Appreciative thinking

I’m a fan of appreciative rather than critical thinking. I think too often in the pursuit of knowledge, critical thinking approaches end up so deconstructing what is being studied that the result isn’t insight or knowledge but cynicism and disillusionment. It’s a more hopeful disposition, and I think a more practical one for approaching life.

Appreciative thinking has been my approach for most of my life, but I didn’t have the phrase to describe it until I encountered Seth Roberts’s thinking through Ben Casnocha at some point in the past few years. Seth Roberts died last April while on a hike near Berkeley, but his perspective on appreciative thinking will stay with me. So mostly because I’m not sure what might become of his site in the future, I’ll excerpt liberally from his post on appreciative thinking:

To learn appreciative thinking is to learn to appreciate, to learn to see the value of things. More or less the opposite of critical thinking.

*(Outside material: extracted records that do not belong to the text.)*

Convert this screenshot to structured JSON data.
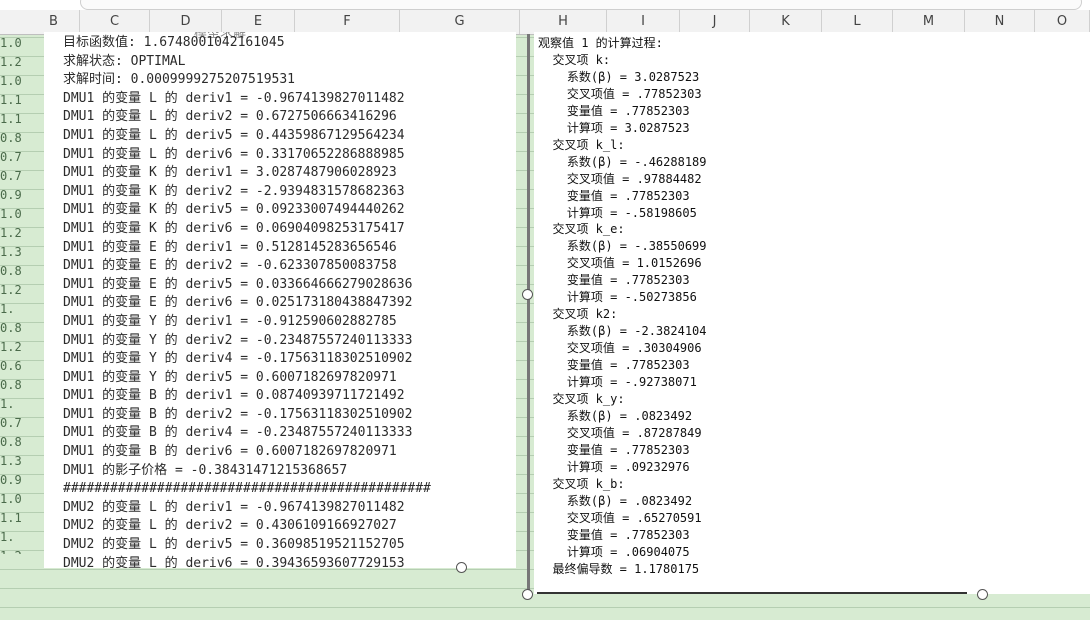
{
  "columns": [
    "B",
    "C",
    "D",
    "E",
    "F",
    "G",
    "H",
    "I",
    "J",
    "K",
    "L",
    "M",
    "N",
    "O"
  ],
  "row_fragments": [
    "1.0",
    "1.2",
    "1.0",
    "1.1",
    "1.1",
    "0.8",
    "0.7",
    "0.7",
    "0.9",
    "1.0",
    "1.2",
    "1.3",
    "0.8",
    "1.2",
    "1.",
    "0.8",
    "1.2",
    "0.6",
    "0.8",
    "1.",
    "0.7",
    "0.8",
    "1.3",
    "0.9",
    "1.0",
    "1.1",
    "1.",
    "1.2"
  ],
  "left_panel": {
    "title": "模型求解",
    "lines": [
      "目标函数值: 1.6748001042161045",
      "求解状态: OPTIMAL",
      "求解时间: 0.0009999275207519531",
      "DMU1 的变量 L 的 deriv1 = -0.9674139827011482",
      "DMU1 的变量 L 的 deriv2 = 0.6727506663416296",
      "DMU1 的变量 L 的 deriv5 = 0.44359867129564234",
      "DMU1 的变量 L 的 deriv6 = 0.33170652286888985",
      "DMU1 的变量 K 的 deriv1 = 3.0287487906028923",
      "DMU1 的变量 K 的 deriv2 = -2.9394831578682363",
      "DMU1 的变量 K 的 deriv5 = 0.09233007494440262",
      "DMU1 的变量 K 的 deriv6 = 0.06904098253175417",
      "DMU1 的变量 E 的 deriv1 = 0.5128145283656546",
      "DMU1 的变量 E 的 deriv2 = -0.623307850083758",
      "DMU1 的变量 E 的 deriv5 = 0.033664666279028636",
      "DMU1 的变量 E 的 deriv6 = 0.025173180438847392",
      "DMU1 的变量 Y 的 deriv1 = -0.912590602882785",
      "DMU1 的变量 Y 的 deriv2 = -0.23487557240113333",
      "DMU1 的变量 Y 的 deriv4 = -0.17563118302510902",
      "DMU1 的变量 Y 的 deriv5 = 0.6007182697820971",
      "DMU1 的变量 B 的 deriv1 = 0.08740939711721492",
      "DMU1 的变量 B 的 deriv2 = -0.17563118302510902",
      "DMU1 的变量 B 的 deriv4 = -0.23487557240113333",
      "DMU1 的变量 B 的 deriv6 = 0.6007182697820971",
      "DMU1 的影子价格 = -0.38431471215368657",
      "###############################################",
      "DMU2 的变量 L 的 deriv1 = -0.9674139827011482",
      "DMU2 的变量 L 的 deriv2 = 0.4306109166927027",
      "DMU2 的变量 L 的 deriv5 = 0.36098519521152705",
      "DMU2 的变量 L 的 deriv6 = 0.39436593607729153"
    ]
  },
  "right_panel": {
    "lines": [
      "观察值 1 的计算过程:",
      "  交叉项 k:",
      "    系数(β) = 3.0287523",
      "    交叉项值 = .77852303",
      "    变量值 = .77852303",
      "    计算项 = 3.0287523",
      "  交叉项 k_l:",
      "    系数(β) = -.46288189",
      "    交叉项值 = .97884482",
      "    变量值 = .77852303",
      "    计算项 = -.58198605",
      "  交叉项 k_e:",
      "    系数(β) = -.38550699",
      "    交叉项值 = 1.0152696",
      "    变量值 = .77852303",
      "    计算项 = -.50273856",
      "  交叉项 k2:",
      "    系数(β) = -2.3824104",
      "    交叉项值 = .30304906",
      "    变量值 = .77852303",
      "    计算项 = -.92738071",
      "  交叉项 k_y:",
      "    系数(β) = .0823492",
      "    交叉项值 = .87287849",
      "    变量值 = .77852303",
      "    计算项 = .09232976",
      "  交叉项 k_b:",
      "    系数(β) = .0823492",
      "    交叉项值 = .65270591",
      "    变量值 = .77852303",
      "    计算项 = .06904075",
      "  最终偏导数 = 1.1780175"
    ]
  }
}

That I had to make up a phrase shows the problem. I have complained many times about an overemphasis on critical thinking at universities. Sometimes I’d say, “Have you ever heard the term appreciative thinking? No? How many times have you heard the term critical thinking?”

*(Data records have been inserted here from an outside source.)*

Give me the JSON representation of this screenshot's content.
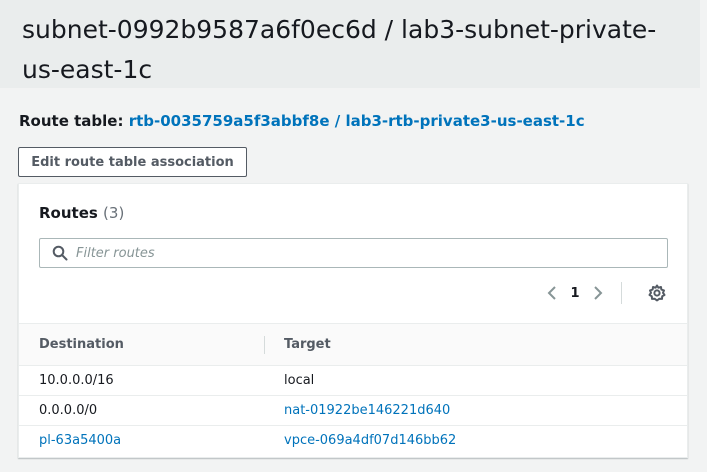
{
  "page": {
    "title_line1": "subnet-0992b9587a6f0ec6d / lab3-subnet-private-",
    "title_line2": "us-east-1c"
  },
  "route_table": {
    "label": "Route table:",
    "link": "rtb-0035759a5f3abbf8e / lab3-rtb-private3-us-east-1c"
  },
  "edit_button_label": "Edit route table association",
  "routes_panel": {
    "title": "Routes",
    "count": "(3)",
    "filter_placeholder": "Filter routes",
    "current_page": "1",
    "columns": [
      "Destination",
      "Target"
    ],
    "rows": [
      {
        "destination": "10.0.0.0/16",
        "target": "local",
        "destination_link": false,
        "target_link": false
      },
      {
        "destination": "0.0.0.0/0",
        "target": "nat-01922be146221d640",
        "destination_link": false,
        "target_link": true
      },
      {
        "destination": "pl-63a5400a",
        "target": "vpce-069a4df07d146bb62",
        "destination_link": true,
        "target_link": true
      }
    ]
  },
  "colors": {
    "link": "#0073bb",
    "text": "#16191f",
    "muted": "#687078",
    "background": "#f2f3f3"
  },
  "icons": {
    "search": "search-icon",
    "prev": "chevron-left-icon",
    "next": "chevron-right-icon",
    "settings": "gear-icon"
  }
}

When it comes to scientific papers, to teach appreciative thinking means to help students see such aspects of a paper as:

  • What can we learn from it? What new ideas does it suggest? What already-existing plausible ideas does it make more plausible or less plausible?
  • How is it an improvement over previous work? Does it use new methods? Does it use old methods in a new way? Does it show a better way to do something?
  • Did the authors show good taste in their choice of problem? Is this a problem both important and possibly solvable?
  • Are details done well? Is it well-written? Is the context of the work made clear? Are the data well-analyzed? Does it make good use of graphs? Is the discussion imaginative rather than formulaic?
  • What’s interesting or enjoyable about it?

That sort of thing. In my experience few papers are worthless. But I’ve heard lots of papers called worthless.

The overemphasis — the total emphasis — on critical thinking has big and harmful consequences on graduate students. At Berkeley, in a weekly seminar called Animal Behavior Lunch, we would discuss a recent animal behavior paper. The dozen-odd graduate students could only find fault. Out of hundreds and hundreds of comments, I cannot remember a single positive one from a graduate student. Sometimes a faculty member would intervene: “Let’s not be too negative. . . . ” But week after week it kept happening. Relentless negativity caused trouble for the graduate students because every plan of their own that they thought of, they placed too much emphasis on what was wrong with it. Trying to overcome the problems, their research became too big and complicated. For example, they ran control groups before obtaining the basic effect. They had been very poorly taught — by all those professors who taught critical thinking.

A commenter on Seth’s post makes this point: “The word “critical” has two meanings. In the phrase ‘critical thinking’ it means ‘with careful examination’, whereas the popular meaning of ‘critical’ is more along the lines of ‘finding fault’.” I think the problem is that “critical thinking” has been corroded so much that most would conflate both meanings into one framework of essentially tearing something down to its pieces.

A spirit of craftsmanship, an inclination for seeing beauty as redeeming ugliness, the pursuit of happiness, etc. These are approaches to life that each require “careful examination” and measured thinking, but I don’t think any of them are sustained without the sort of passion that comes from an essential love. And love starts with an appreciative disposition.

So I favor appreciative thinking because I think it’s the best approach for sustained success. For making an impact.